Two days later, I went out going out on good Friday to buy my fiancé and Easter egg, I begged my mum to take me into boots to ask for advice, they told me to straight to the walk in emergency clinic round the corner and I did. I told him I didn't want to be a nuisance over Easter, or to call an ambulance but I was worried it was going that way and I didn't think I could wait And for the *FIRST* time in my life someone actually listened to me about me breathing, he asked family history, listened to my chest. Hea asked my mum if I wheezes or had problems as a kid but didn't know enough about our family dynamic when our dad was around all that time ago I showed him the audios and he laughed about how terrible the wheeze was and I did the right thing in recording it to finally stand up for my self. He immediately gave me a ventolin pump, mask and spacer (the pharmacy didn't have the mask, but I'm coping fine without) and said I would need to go back to the doctors for a steroidal pump and I should definitely have the spirometry.
The relief came from the ventolin, euphoric, like my body was crying for it (or for the air it enabled me to breathe) again and again and each day I needed it less until only when specific things set my breathing off. But when they did I was reduced to happy tears in relief that it just went away, it was immense relief. I literally want to find that doctor out and write to him, thanking him for doing what feels like saving my life, after as little as one day, and ever day since for more than a week. I literally am so immensely grateful.
Literally after that first 4-5 days of taking the ventolin, it's settling down, I've been better than I can remember and I feel like I can do and be more. I'm relieved and grateful beyond belief. I am worried I'm taking too much though and I have a lot of questions about it. The doctor said 1-2 puffs normally, but to take 6-8 during an attack before I'd need to call and ambulance.
On each day I've been logging what I've used and if I've known, what caused it, I'm actually going to get a diary to keep logging this, but yes, I am concerned about how much I needed if though its dramatically decreased overall (6, 8, 4, 3, 4, 4, 0, 0, 0, 0, 3).
I'm learning a lot, quickly but it's still all daunting.
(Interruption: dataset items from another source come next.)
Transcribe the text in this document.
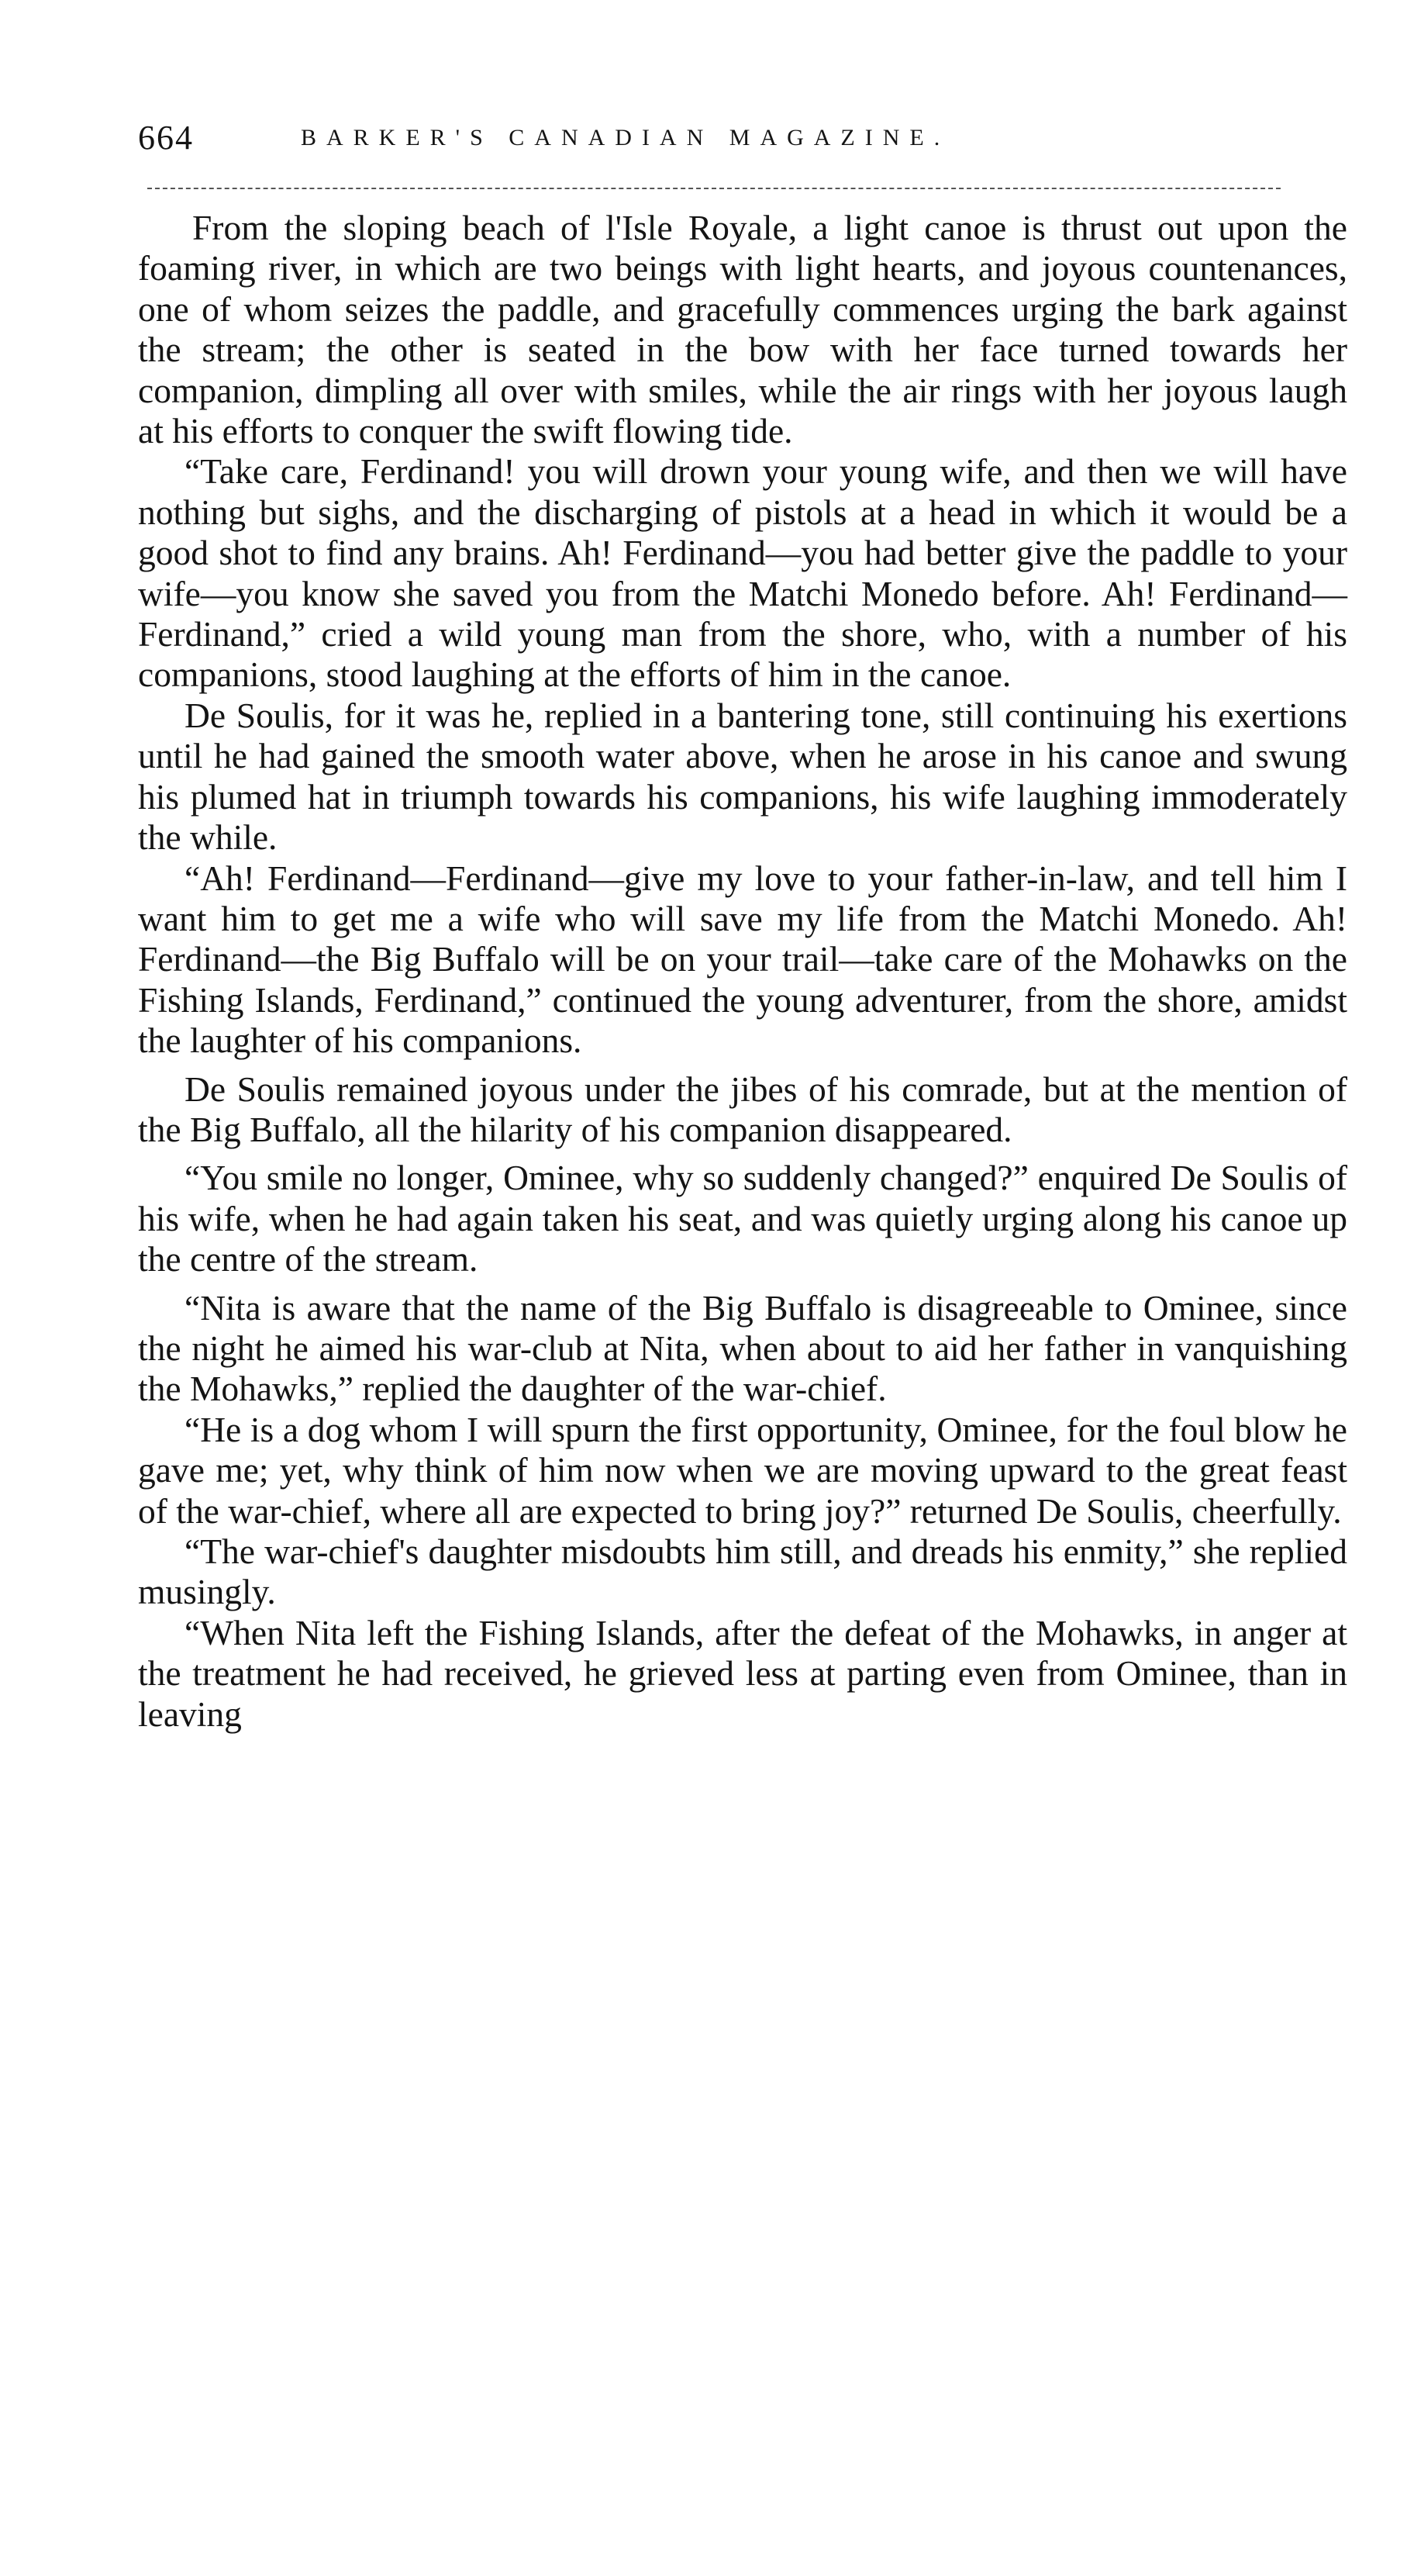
664	BARKER'S CANADIAN MAGAZINE.

From the sloping beach of l'Isle Royale, a light canoe is thrust out upon the foaming river, in which are two beings with light hearts, and joyous countenances, one of whom seizes the paddle, and gracefully commences urging the bark against the stream; the other is seated in the bow with her face turned towards her companion, dimpling all over with smiles, while the air rings with her joyous laugh at his efforts to conquer the swift flowing tide.

“Take care, Ferdinand! you will drown your young wife, and then we will have nothing but sighs, and the discharging of pistols at a head in which it would be a good shot to find any brains. Ah! Ferdinand—you had better give the paddle to your wife—you know she saved you from the Matchi Monedo before. Ah! Ferdinand—Ferdinand,” cried a wild young man from the shore, who, with a number of his companions, stood laughing at the efforts of him in the canoe.

De Soulis, for it was he, replied in a bantering tone, still continuing his exertions until he had gained the smooth water above, when he arose in his canoe and swung his plumed hat in triumph towards his companions, his wife laughing immoderately the while.

“Ah! Ferdinand—Ferdinand—give my love to your father-in-law, and tell him I want him to get me a wife who will save my life from the Matchi Monedo. Ah! Ferdinand—the Big Buffalo will be on your trail—take care of the Mohawks on the Fishing Islands, Ferdinand,” continued the young adventurer, from the shore, amidst the laughter of his companions.

De Soulis remained joyous under the jibes of his comrade, but at the mention of the Big Buffalo, all the hilarity of his companion disappeared.

“You smile no longer, Ominee, why so suddenly changed?” enquired De Soulis of his wife, when he had again taken his seat, and was quietly urging along his canoe up the centre of the stream.

“Nita is aware that the name of the Big Buffalo is disagreeable to Ominee, since the night he aimed his war-club at Nita, when about to aid her father in vanquishing the Mohawks,” replied the daughter of the war-chief.

“He is a dog whom I will spurn the first opportunity, Ominee, for the foul blow he gave me; yet, why think of him now when we are moving upward to the great feast of the war-chief, where all are expected to bring joy?” returned De Soulis, cheerfully.

“The war-chief's daughter misdoubts him still, and dreads his enmity,” she replied musingly.

“When Nita left the Fishing Islands, after the defeat of the Mohawks, in anger at the treatment he had received, he grieved less at parting even from Ominee, than in leaving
I've seen other people in asthma attacks, it looks the exact same, and I'm now disappointed I've been putting up with this for so, so long, but I've also made great progress.
All this said I'm now at a point where I'm really scared about the spirometry this Thursday, firstly not knowing what will happen much (though I did watch a video) though mostly not showing anything and going back to square one. I don't want to fix the results, nor do I know if that's possible, but I'm terrified I'll be kind of ok when I go in and it won't show up like my shy wheezing that no one ever believed I had. Or being told I have a good lung capacity, so I'm fine, just because I'm ok that day. Or being silenced. My other sibling was given a peak flow meter to record her breathing of a longer period of time and I believe at least I could show the huge variation in my experiences and give a more valid picture, but I'm also terrified that no one will believe anything I have to say, but I also would like the spirometry to validate everything too. I'm just so scared of them taking this inhaler or saying it doesn't work when it does, it's saving my life. But overall I'm relieved I'm being tested finally. I'm just anxious about I guess.
But yes, there's my terribly long introduction (and I still cut a hell of a lot out!) but hi, and thank you so much for reading and making it all the way down!